In as direct a manner as possible, this is what the Autism Friendly Spaces project actually does.

The project, funded by the EU’s Erasmus+ programme and the first of its kind, focuses on young autistic men and women by establishing inclusive, open spaces for them where they can experience their unique sensory approach to life. In this way they become part and parcel of a society they rightfully belong to, and so providing them with a better quality of life as they go into adulthood with confidence and a belief in their qualities and talents.

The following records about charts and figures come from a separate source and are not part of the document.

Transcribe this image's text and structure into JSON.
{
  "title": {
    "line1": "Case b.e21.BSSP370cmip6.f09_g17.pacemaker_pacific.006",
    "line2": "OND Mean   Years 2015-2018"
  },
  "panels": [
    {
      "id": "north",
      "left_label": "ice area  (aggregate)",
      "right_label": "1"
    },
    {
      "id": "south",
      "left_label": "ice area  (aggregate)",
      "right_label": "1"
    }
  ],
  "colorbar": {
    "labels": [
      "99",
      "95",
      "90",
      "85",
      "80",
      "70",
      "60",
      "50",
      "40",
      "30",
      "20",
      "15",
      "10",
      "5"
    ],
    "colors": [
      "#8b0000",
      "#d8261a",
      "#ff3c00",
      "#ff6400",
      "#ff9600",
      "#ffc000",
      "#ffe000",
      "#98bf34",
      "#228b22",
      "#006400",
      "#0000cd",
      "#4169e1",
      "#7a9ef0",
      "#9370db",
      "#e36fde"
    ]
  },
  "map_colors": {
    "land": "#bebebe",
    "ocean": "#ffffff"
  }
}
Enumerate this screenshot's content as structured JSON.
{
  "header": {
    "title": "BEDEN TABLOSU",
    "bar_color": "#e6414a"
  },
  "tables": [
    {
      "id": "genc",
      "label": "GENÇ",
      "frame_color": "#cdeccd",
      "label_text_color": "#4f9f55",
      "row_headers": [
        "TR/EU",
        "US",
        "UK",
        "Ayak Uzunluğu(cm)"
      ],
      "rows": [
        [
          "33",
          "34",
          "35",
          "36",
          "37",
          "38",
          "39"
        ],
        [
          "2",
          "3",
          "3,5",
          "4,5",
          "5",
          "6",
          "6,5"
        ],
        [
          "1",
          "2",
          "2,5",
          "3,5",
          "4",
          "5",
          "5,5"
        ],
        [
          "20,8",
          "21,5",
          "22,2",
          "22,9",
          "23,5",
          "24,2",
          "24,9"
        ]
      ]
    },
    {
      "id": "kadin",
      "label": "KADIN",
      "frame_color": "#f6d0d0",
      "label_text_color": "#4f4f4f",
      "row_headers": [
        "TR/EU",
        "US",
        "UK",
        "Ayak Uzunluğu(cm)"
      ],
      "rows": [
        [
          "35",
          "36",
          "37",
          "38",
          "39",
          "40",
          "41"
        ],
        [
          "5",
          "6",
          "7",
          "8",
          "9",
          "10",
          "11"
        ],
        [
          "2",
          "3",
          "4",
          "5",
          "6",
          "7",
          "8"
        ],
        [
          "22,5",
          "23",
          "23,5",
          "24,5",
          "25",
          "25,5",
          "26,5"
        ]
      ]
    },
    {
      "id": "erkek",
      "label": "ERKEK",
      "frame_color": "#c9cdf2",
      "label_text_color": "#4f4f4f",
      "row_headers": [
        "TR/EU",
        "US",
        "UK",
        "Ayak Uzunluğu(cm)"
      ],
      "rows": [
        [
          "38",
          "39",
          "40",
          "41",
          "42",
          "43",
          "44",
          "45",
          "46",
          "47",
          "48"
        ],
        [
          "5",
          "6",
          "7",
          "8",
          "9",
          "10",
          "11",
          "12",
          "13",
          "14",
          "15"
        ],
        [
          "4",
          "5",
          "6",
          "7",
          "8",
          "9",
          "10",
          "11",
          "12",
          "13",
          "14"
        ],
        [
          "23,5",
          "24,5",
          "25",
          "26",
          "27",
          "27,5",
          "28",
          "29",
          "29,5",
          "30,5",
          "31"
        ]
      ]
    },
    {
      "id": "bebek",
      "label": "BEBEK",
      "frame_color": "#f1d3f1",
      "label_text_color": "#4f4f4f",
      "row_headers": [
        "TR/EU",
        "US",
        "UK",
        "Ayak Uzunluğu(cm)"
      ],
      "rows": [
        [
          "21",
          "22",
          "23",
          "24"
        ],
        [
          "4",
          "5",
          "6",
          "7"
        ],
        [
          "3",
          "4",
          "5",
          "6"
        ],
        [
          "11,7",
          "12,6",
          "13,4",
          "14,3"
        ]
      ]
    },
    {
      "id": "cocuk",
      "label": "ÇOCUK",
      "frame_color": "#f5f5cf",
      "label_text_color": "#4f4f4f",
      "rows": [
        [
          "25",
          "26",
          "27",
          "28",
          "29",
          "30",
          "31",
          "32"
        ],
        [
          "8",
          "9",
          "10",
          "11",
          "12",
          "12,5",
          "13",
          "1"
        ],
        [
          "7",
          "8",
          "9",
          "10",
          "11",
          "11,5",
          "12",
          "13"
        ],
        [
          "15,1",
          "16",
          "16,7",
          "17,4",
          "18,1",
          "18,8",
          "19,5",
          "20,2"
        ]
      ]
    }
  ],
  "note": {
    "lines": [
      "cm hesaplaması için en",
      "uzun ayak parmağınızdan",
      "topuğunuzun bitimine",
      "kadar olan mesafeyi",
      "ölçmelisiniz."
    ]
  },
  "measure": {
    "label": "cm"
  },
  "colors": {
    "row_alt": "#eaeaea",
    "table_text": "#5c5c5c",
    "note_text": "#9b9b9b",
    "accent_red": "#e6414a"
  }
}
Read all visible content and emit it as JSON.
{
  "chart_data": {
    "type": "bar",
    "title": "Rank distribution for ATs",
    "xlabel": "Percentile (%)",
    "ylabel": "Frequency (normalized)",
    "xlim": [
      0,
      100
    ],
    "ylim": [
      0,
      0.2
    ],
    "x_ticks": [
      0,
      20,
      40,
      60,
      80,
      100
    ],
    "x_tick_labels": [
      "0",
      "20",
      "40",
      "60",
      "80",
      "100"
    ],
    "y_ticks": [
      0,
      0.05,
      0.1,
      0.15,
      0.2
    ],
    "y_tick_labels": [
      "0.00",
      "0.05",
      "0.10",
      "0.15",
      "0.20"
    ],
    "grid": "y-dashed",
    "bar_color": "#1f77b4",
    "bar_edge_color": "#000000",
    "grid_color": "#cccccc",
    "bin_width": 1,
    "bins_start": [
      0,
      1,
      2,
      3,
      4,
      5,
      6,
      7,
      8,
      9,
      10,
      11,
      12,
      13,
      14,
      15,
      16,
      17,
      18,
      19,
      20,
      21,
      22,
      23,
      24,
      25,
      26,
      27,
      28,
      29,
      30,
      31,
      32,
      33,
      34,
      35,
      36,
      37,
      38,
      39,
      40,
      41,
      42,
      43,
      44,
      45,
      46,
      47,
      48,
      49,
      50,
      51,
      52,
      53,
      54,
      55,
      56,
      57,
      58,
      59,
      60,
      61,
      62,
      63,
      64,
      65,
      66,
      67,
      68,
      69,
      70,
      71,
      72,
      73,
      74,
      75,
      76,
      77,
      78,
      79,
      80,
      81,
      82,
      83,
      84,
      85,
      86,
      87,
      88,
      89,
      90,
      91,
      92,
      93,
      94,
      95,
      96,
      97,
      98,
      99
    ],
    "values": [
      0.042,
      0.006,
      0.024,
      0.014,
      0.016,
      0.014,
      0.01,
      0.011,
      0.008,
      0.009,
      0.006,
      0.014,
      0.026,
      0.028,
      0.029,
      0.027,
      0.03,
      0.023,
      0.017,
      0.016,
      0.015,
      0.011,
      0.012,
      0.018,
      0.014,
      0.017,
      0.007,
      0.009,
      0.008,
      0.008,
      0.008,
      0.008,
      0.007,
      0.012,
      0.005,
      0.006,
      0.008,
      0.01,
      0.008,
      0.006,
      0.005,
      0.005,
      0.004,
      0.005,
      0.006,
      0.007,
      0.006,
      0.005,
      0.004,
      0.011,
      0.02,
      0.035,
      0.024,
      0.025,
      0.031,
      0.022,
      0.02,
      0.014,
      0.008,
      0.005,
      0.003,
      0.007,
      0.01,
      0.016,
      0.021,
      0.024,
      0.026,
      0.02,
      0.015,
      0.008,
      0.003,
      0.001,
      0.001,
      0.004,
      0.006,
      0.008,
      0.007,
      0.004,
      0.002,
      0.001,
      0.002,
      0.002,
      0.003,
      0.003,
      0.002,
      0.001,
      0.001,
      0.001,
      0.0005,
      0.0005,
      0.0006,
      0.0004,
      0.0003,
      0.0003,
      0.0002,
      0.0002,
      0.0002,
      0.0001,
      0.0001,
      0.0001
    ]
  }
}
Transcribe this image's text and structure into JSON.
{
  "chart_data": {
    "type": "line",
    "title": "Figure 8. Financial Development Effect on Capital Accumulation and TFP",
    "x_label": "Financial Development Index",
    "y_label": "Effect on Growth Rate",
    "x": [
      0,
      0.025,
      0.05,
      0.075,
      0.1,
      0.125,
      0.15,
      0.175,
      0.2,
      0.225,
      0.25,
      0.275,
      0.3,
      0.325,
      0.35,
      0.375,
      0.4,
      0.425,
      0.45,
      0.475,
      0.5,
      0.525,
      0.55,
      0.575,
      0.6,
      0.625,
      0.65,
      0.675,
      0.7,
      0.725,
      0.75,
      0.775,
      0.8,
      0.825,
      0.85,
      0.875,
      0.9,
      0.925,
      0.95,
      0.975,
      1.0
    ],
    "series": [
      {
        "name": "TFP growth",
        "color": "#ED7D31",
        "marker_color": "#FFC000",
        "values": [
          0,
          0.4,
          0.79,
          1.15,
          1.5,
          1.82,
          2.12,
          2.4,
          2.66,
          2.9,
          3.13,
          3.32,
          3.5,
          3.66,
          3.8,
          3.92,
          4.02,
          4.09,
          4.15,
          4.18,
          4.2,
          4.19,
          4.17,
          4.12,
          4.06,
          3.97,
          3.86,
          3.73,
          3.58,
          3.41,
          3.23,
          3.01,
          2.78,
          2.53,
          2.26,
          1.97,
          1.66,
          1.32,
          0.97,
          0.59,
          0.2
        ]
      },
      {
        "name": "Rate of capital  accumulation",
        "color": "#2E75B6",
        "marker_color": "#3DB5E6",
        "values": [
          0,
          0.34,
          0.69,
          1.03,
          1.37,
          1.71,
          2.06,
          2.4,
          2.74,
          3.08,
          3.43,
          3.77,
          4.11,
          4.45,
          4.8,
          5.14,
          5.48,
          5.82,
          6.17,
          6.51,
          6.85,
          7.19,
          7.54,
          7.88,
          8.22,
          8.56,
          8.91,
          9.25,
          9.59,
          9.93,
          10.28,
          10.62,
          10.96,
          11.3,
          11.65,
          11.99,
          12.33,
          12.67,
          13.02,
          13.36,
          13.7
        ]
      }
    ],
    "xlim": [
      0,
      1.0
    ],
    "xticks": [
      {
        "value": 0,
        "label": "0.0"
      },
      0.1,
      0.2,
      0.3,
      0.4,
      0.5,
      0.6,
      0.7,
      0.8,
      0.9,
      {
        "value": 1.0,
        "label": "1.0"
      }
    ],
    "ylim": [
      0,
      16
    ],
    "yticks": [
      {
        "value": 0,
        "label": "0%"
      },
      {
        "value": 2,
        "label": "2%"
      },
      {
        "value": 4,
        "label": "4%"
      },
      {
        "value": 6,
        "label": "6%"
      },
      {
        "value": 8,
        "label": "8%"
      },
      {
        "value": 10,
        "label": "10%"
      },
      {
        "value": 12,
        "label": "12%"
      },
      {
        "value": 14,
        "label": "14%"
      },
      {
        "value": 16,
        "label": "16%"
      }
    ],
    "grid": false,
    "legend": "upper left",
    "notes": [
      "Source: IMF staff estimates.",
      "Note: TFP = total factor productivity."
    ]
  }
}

It is only fair to acknowledge the unstinting support of the eight public establishments that have accepted to become “Autism Friendly Spaces”, by carrying out the necessary alterations to make their places a better sensory and inclusive experience for autistic persons, and by training and fostering among their employees a greater awareness of this condition. In so doing, they also make sure their clients are also aware of this distinctive and highly-rewarding approach to autism by opening their arms and doors to those who need them as much as the rest. Inclusivity at its very proudest and kindest.

The “Prisms” Mark of Quality has fittingly been granted to Esplora, Gallarija Darmanin, Malta International Airport, Malta National Aquarium, the National Museum of Archaeology, the Natural History Museum, Festival ZiguZajg and Eden Cinemas, to all of which Maltese society will forever be grateful, hoping their pioneering acceptance is the catalyst for other establishments, private or otherwise, to make Maltese society an even greater basin of support and inclusivity.

But how do these establishments make it all work? The practicalities are many, of course depending on the style and character of the Mark-of-Quality holder. There are those who carry out physical changes to allow fading lights and music as well as screens. In the case of cinemas, for example, popcorn machines are operated prior to showtime so as to avoid any unnecessary noises, while tickets can be bought either online or via machines that help avoid queues and waiting time. A film’s transmission is not interrupted by intermission or advertisements, with the low lights kept on and the hall doors open.

During visits, other establishments offer individual company to autistic persons for them to have their own different ways of viewing and touring the places in complete comfort and ease.

The project cannot be a static one. It needs to grow and flourish, hence the creation of research-backed online modules on its website and app to provide information on autism – its different sensory, intellectual and social aspects – to educators and youth workers alike who will be encouraged to form their own inclusive classes/groups.

Young, autistic men and women have their social lives and the setting up of temporary hubs and the holding of informal workshops will pave the way for them to integrate much better in society as they eventually join existing hubs where they will make new friends and be able to be a part of the scene on the threshold of full maturity.

The project also addresses the noble objectives of the National Strategy for Autism, the first ever of its kind in Malta and which we launched last November. It is entirely designed to address a better awareness of autism in Maltese society, to emphasise the educational aspect of inclusivity and to provide open public spaces, such as those already available in the eight founding establishments.

There is still so much more to do, but the success of this project will go a long way towards consolidating what has been achieved over the past few years when government, its agencies and departments, volunteer organisations, families, academics and consultants, as well as the regional and international institutions, have made of inclusivity and a better quality of life a reality to be proud of. Open arms have opened doors.